Bob Kane, creator of "Batman", was born as Robert Kahn on October 24, 1916. He legally changed his name to the familiar "Kane" at age 18.
An eager young artist, Kane came to the burgeoning comics world in 1936 with his own book that led to various assignments in the following years - until the character "Superman" burst onto the scene and generated enormous sales numbers. In turn, Kane along with writer Bill Finger developed another costumed crime-fighter - the Bat-Man (original spelling). Bob Kane, however, was the one who proposed the idea to his editors, and so he was the only one of the pair to receive official credit.
The character found quick success after its first appearance in Detective Comics 27, leading to Kane's continued employment at National (today DC Comics) for several years.

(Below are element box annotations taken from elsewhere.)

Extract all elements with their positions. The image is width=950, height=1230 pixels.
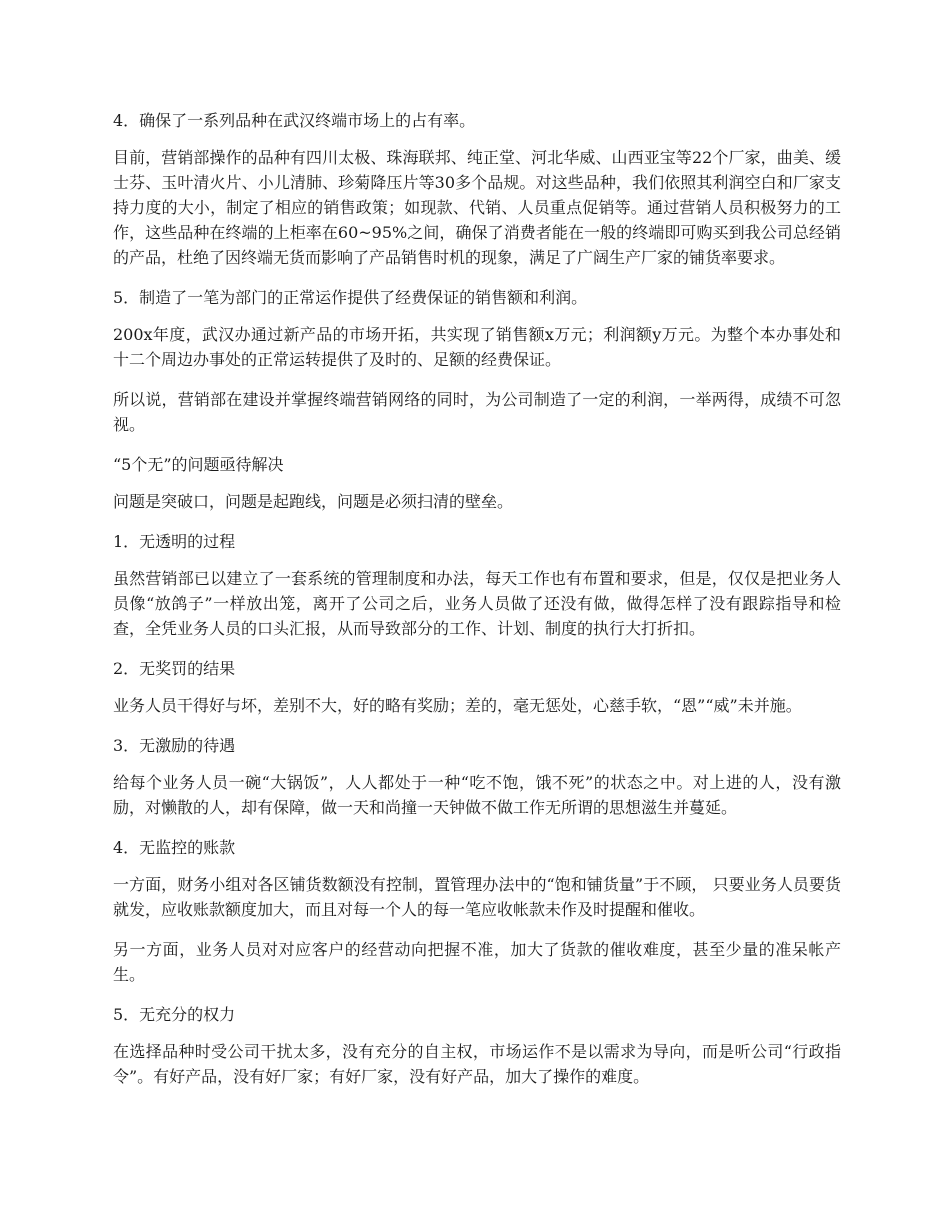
problem-heading-1: 1．无透明的过程	[113, 532, 236, 551]
problem-paragraph-1: 虽然营销部已以建立了一套系统的管理制度和办法，每天工作也有布置和要求，但是，仅仅是把业务人员像“放鸽子”一样放出笼，离开了公司之后，业务人员做了还没有做，做得怎样了没有跟踪指导和检查，全凭业务人员的口头汇报，从而导致部分的工作、计划、制度的执行大打折扣。	[113, 569, 841, 638]
paragraph-products-and-coverage: 目前，营销部操作的品种有四川太极、珠海联邦、纯正堂、河北华威、山西亚宝等22个厂家，曲美、缓士芬、玉叶清火片、小儿清肺、珍菊降压片等30多个品规。对这些品种，我们依照其利润空白和厂家支持力度的大小，制定了相应的销售政策；如现款、代销、人员重点促销等。通过营销人员积极努力的工作，这些品种在终端的上柜率在60~95%之间，确保了消费者能在一般的终端即可购买到我公司总经销的产品，杜绝了因终端无货而影响了产品销售时机的现象，满足了广阔生产厂家的铺货率要求。	[113, 148, 841, 267]
problem-paragraph-2: 业务人员干得好与坏，差别不大，好的略有奖励；差的，毫无惩处，心慈手软，“恩”“威”未并施。	[113, 696, 802, 715]
problem-heading-4: 4．无监控的账款	[113, 838, 236, 857]
document-body	[113, 108, 841, 1104]
problem-paragraph-4a: 一方面，财务小组对各区铺货数额没有控制，置管理办法中的“饱和铺货量”于不顾， 只要业务人员要货就发，应收账款额度加大，而且对每一个人的每一笔应收帐款未作及时提醒和催收。	[113, 875, 841, 919]
paragraph-problems-intro: 问题是突破口，问题是起跑线，问题是必须扫清的壁垒。	[113, 492, 514, 511]
problem-paragraph-4b: 另一方面，业务人员对对应客户的经营动向把握不准，加大了货款的催收难度，甚至少量的准呆帐产生。	[113, 940, 841, 984]
section-heading-5-sales-profit: 5．制造了一笔为部门的正常运作提供了经费保证的销售额和利润。	[113, 288, 588, 307]
problem-paragraph-3: 给每个业务人员一碗“大锅饭”，人人都处于一种“吃不饱，饿不死”的状态之中。对上进的人，没有激励，对懒散的人，却有保障，做一天和尚撞一天钟做不做工作无所谓的思想滋生并蔓延。	[113, 773, 841, 817]
problem-paragraph-5: 在选择品种时受公司干扰太多，没有充分的自主权，市场运作不是以需求为导向，而是听公司“行政指令”。有好产品，没有好厂家；有好厂家，没有好产品，加大了操作的难度。	[113, 1042, 841, 1086]
section-heading-five-problems: “5个无”的问题亟待解决	[113, 455, 284, 474]
section-heading-4-market-share: 4．确保了一系列品种在武汉终端市场上的占有率。	[113, 111, 476, 130]
paragraph-annual-sales: 200x年度，武汉办通过新产品的市场开拓，共实现了销售额x万元；利润额y万元。为整个本办事处和十二个周边办事处的正常运转提供了及时的、足额的经费保证。	[113, 325, 841, 369]
problem-heading-5: 5．无充分的权力	[113, 1005, 236, 1024]
paragraph-summary: 所以说，营销部在建设并掌握终端营销网络的同时，为公司制造了一定的利润，一举两得，成绩不可忽视。	[113, 390, 841, 434]
problem-heading-3: 3．无激励的待遇	[113, 736, 236, 755]
problem-heading-2: 2．无奖罚的结果	[113, 659, 236, 678]
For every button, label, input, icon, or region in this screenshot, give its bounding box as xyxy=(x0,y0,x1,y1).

His major contributions to "Batman" were in the 1940s, with several "ghost pencilers" assisting him (like Jerry Robinson who also created the "Joker"). However, due to editorial policy, Bob Kane received the only byline on Batman comics, regardless of whether he was involved in the specific issue. This practice continued well into the 60s, before the comics stopped featuring any byline. It was not until the 1970s that other creators began receiving credit for Batman stories. Interestingly, Kane's name has been featured on nearly every Batman story, unlike the names of the creators of Superman, Jerry Siegel and Joe Shuster, who had to win a lengthy court case against DC Comics.
As his comic work tapered off later in his career, Kane took to showing his work at art galleries. He died on November 3, 1998.